Note: I asked an LLM to figure out what my son does in his lab. Since I'm not too familiar with biology, I asked it to explain everything in layman's terms.

This is the second lab I’ve been digging into. The Stathopoulos Lab at Caltech, run by Angela Stathopoulos. They study how embryos build themselves — specifically, how genes know when and where to turn on during development.

The core question

You probably learned in school that DNA is a blueprint. That’s a useful lie. A blueprint tells you exactly where everything goes. DNA is more like a recipe — but one where the ingredients have to show up at the right time, in the right order, at the right temperature, or the whole thing falls apart.

An embryo starts as a single cell. That cell divides. The descendants have to become different things — some become muscle, some become gut, some become nerve cells. They all carry the same DNA. So what makes them different? Which genes are turned on, when, and where.

The Stathopoulos Lab studies this process using fruit flies (Drosophila). Fruit flies are great for this because they develop fast, have powerful genetics tools, and you can watch the whole thing happen under a microscope in real time.

Four things they’re working on

1. It’s not just WHERE — it’s WHEN

Most developmental biologists focus on the spatial side: this gene turns on here, that gene turns on there. The Stathopoulos Lab is focused on timing. When does a gene turn on? What controls that?

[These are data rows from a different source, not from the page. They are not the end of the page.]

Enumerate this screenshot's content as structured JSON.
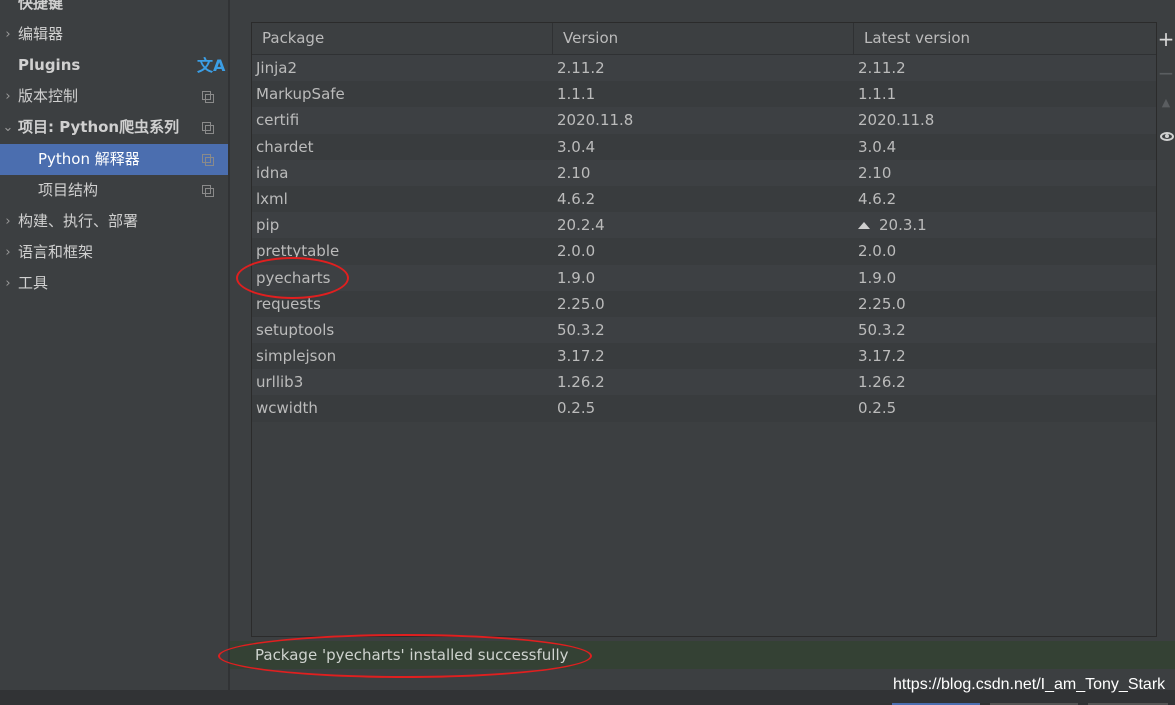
{
  "sidebar": {
    "items": [
      {
        "label": "快捷键",
        "arrow": "",
        "kind": "bold-top"
      },
      {
        "label": "编辑器",
        "arrow": "›"
      },
      {
        "label": "Plugins",
        "arrow": ""
      },
      {
        "label": "版本控制",
        "arrow": "›"
      },
      {
        "label": "项目: Python爬虫系列",
        "arrow": "⌄"
      },
      {
        "label": "Python 解释器",
        "arrow": ""
      },
      {
        "label": "项目结构",
        "arrow": ""
      },
      {
        "label": "构建、执行、部署",
        "arrow": "›"
      },
      {
        "label": "语言和框架",
        "arrow": "›"
      },
      {
        "label": "工具",
        "arrow": "›"
      }
    ],
    "translate_icon": "文A"
  },
  "table": {
    "headers": [
      "Package",
      "Version",
      "Latest version"
    ],
    "rows": [
      {
        "package": "Jinja2",
        "version": "2.11.2",
        "latest": "2.11.2"
      },
      {
        "package": "MarkupSafe",
        "version": "1.1.1",
        "latest": "1.1.1"
      },
      {
        "package": "certifi",
        "version": "2020.11.8",
        "latest": "2020.11.8"
      },
      {
        "package": "chardet",
        "version": "3.0.4",
        "latest": "3.0.4"
      },
      {
        "package": "idna",
        "version": "2.10",
        "latest": "2.10"
      },
      {
        "package": "lxml",
        "version": "4.6.2",
        "latest": "4.6.2"
      },
      {
        "package": "pip",
        "version": "20.2.4",
        "latest": "20.3.1",
        "upgrade": true
      },
      {
        "package": "prettytable",
        "version": "2.0.0",
        "latest": "2.0.0"
      },
      {
        "package": "pyecharts",
        "version": "1.9.0",
        "latest": "1.9.0"
      },
      {
        "package": "requests",
        "version": "2.25.0",
        "latest": "2.25.0"
      },
      {
        "package": "setuptools",
        "version": "50.3.2",
        "latest": "50.3.2"
      },
      {
        "package": "simplejson",
        "version": "3.17.2",
        "latest": "3.17.2"
      },
      {
        "package": "urllib3",
        "version": "1.26.2",
        "latest": "1.26.2"
      },
      {
        "package": "wcwidth",
        "version": "0.2.5",
        "latest": "0.2.5"
      }
    ]
  },
  "toolbar": {
    "add": "+",
    "remove": "−",
    "upgrade": "▲"
  },
  "status": {
    "message": "Package 'pyecharts' installed successfully"
  },
  "watermark": "https://blog.csdn.net/I_am_Tony_Stark",
  "colors": {
    "background": "#3c3f41",
    "selected": "#4b6eaf",
    "status_bg": "#344134",
    "annotation": "#e01f1f",
    "translate_icon": "#3b9ee5"
  }
}
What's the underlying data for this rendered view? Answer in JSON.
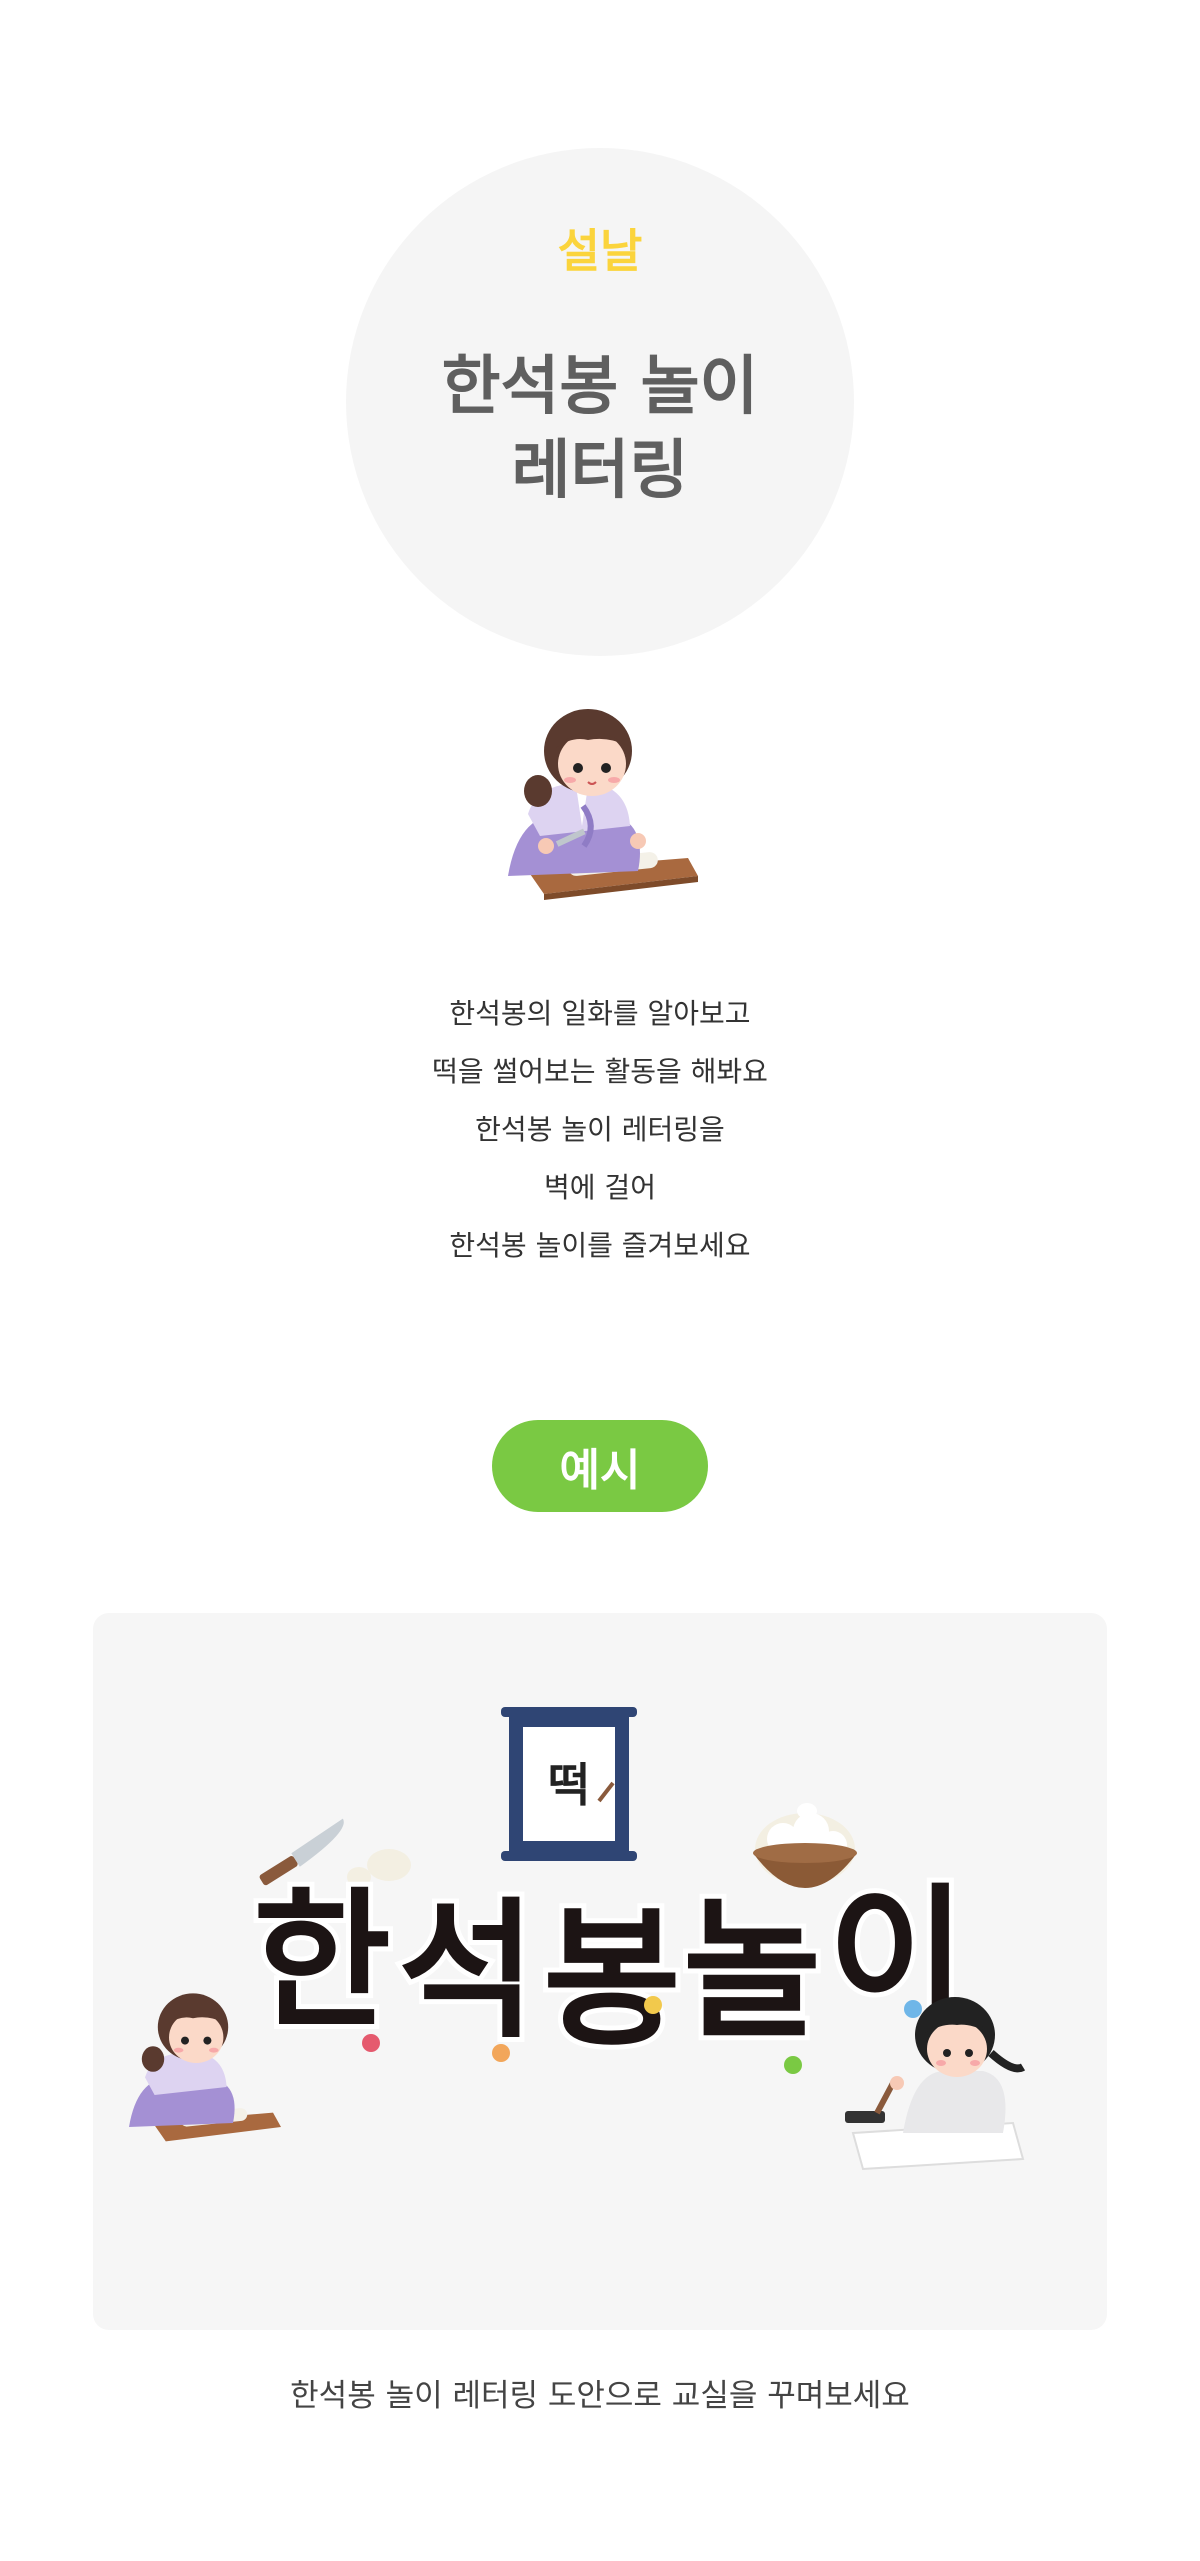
{
  "hero": {
    "category": "설날",
    "title_line1": "한석봉 놀이",
    "title_line2": "레터링"
  },
  "description": [
    "한석봉의 일화를 알아보고",
    "떡을 썰어보는 활동을 해봐요",
    "한석봉 놀이 레터링을",
    "벽에 걸어",
    "한석봉 놀이를 즐겨보세요"
  ],
  "example": {
    "button_label": "예시",
    "scroll_char": "떡",
    "lettering_chars": [
      "한",
      "석",
      "봉",
      "놀",
      "이"
    ]
  },
  "caption": "한석봉 놀이 레터링 도안으로 교실을 꾸며보세요",
  "colors": {
    "accent_yellow": "#fbd43c",
    "accent_green": "#7ac943",
    "title_gray": "#5f5f5f",
    "hanbok_purple": "#b9a6e0"
  }
}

They study the Dorsal-Ventral axis of the early embryo — essentially, how the embryo figures out which side is its back and which side is its belly. A protein called Dorsal is the master switch for this. But Dorsal doesn’t work alone. It needs help from “pioneer factors” — proteins that open up the DNA packaging (chromatin) so Dorsal can actually access the genes it needs to activate.

They found a pioneer factor called Odd-paired that works with another factor called Zelda to broadly regulate gene expression during the maternal-to-zygotic transition. That transition is a critical handoff: the embryo starts running on mom’s instructions, then has to switch to its own. Odd-paired helps make that happen.

2. Enhancers have air traffic control

Here’s something most people don’t know about gene regulation. A single gene can have multiple enhancers — stretches of DNA that boost its expression. Each enhancer might respond to different signals, at different times, in different tissues.

But how do multiple enhancers at the same gene coordinate? Who goes first?

The Stathopoulos Lab uses the brinker gene as a model and found that promoter-proximal elements — sequences right next to where transcription starts — regulate the ORDER in which enhancers take turns. It’s like air traffic control at a busy airport: multiple planes want to land, but someone has to sequence them.

They’ve also developed new techniques for visualizing chromatin structure in individual cells — essentially watching how DNA folds in 3D to bring enhancers close to the right promoters at the right time.

3. Growth factors that send signals backwards

Fibroblast growth factors (FGFs) are signaling molecules that control everything from embryonic development to wound healing. In humans, there are over 120 possible FGF-receptor combinations — absurdly complex.

In fruit flies, there are only 3. Much cleaner.

The lab studied one FGF called Pyramus and found two features nobody had ever seen in any FGF before:

  • A transmembrane domain that anchors Pyramus to its cell of origin. The signal can only reach nearby cells — it’s a local call, not a broadcast.
  • A degron that destroys Pyramus while it’s still attached. The signal only gets sent after Pyramus is cut free. It’s a timing mechanism.

Together, these features let Pyramus send a precise, directional signal at exactly the right moment. The first time anyone found these structural features in any FGF — and humans have 22 of them.

4. Cells that get lost get killed

This one’s my favorite.

During embryonic development, a group of cells called the caudal visceral mesoderm (CVM) has to migrate from the back of the embryo to the front. It’s the longest migration in fruit fly embryogenesis — six hours of crawling across the embryo. These cells eventually form the muscles that wrap around the gut.

If a cell wanders off course, the embryo kills it. Not metaphorically. The cell undergoes apoptosis — programmed cell death. The embryo has a quality control system that says: if you’re not where you’re supposed to be, you’re done.

The lab found that this kill mechanism involves BMP signaling and a process called anoikis — cell death triggered by loss of proper contact with neighbors. It’s like a construction worker who wanders off the job site getting their badge deactivated.

Why this matters

You might be wondering why anyone cares how a fruit fly embryo develops. Fair question.

These aren’t fly-specific mechanisms. Enhancer coordination, chromatin dynamics, growth factor signaling, collective cell migration — all of these are fundamental to how every animal develops, including humans. The fly is just the cleanest system to study them.

If we understand how embryos coordinate gene expression in time and space, we understand more about birth defects, developmental disorders, and even cancer (which is essentially development gone wrong — cells dividing and migrating without proper control).

The bottom line

Building an embryo is an orchestration problem. Thousands of genes have to turn on at the right time, in the right place, in the right order. The Stathopoulos Lab is studying the conductors — the regulatory sequences, pioneer factors, signaling molecules, and quality control mechanisms that make it work. And when it doesn’t work? That’s where disease comes from.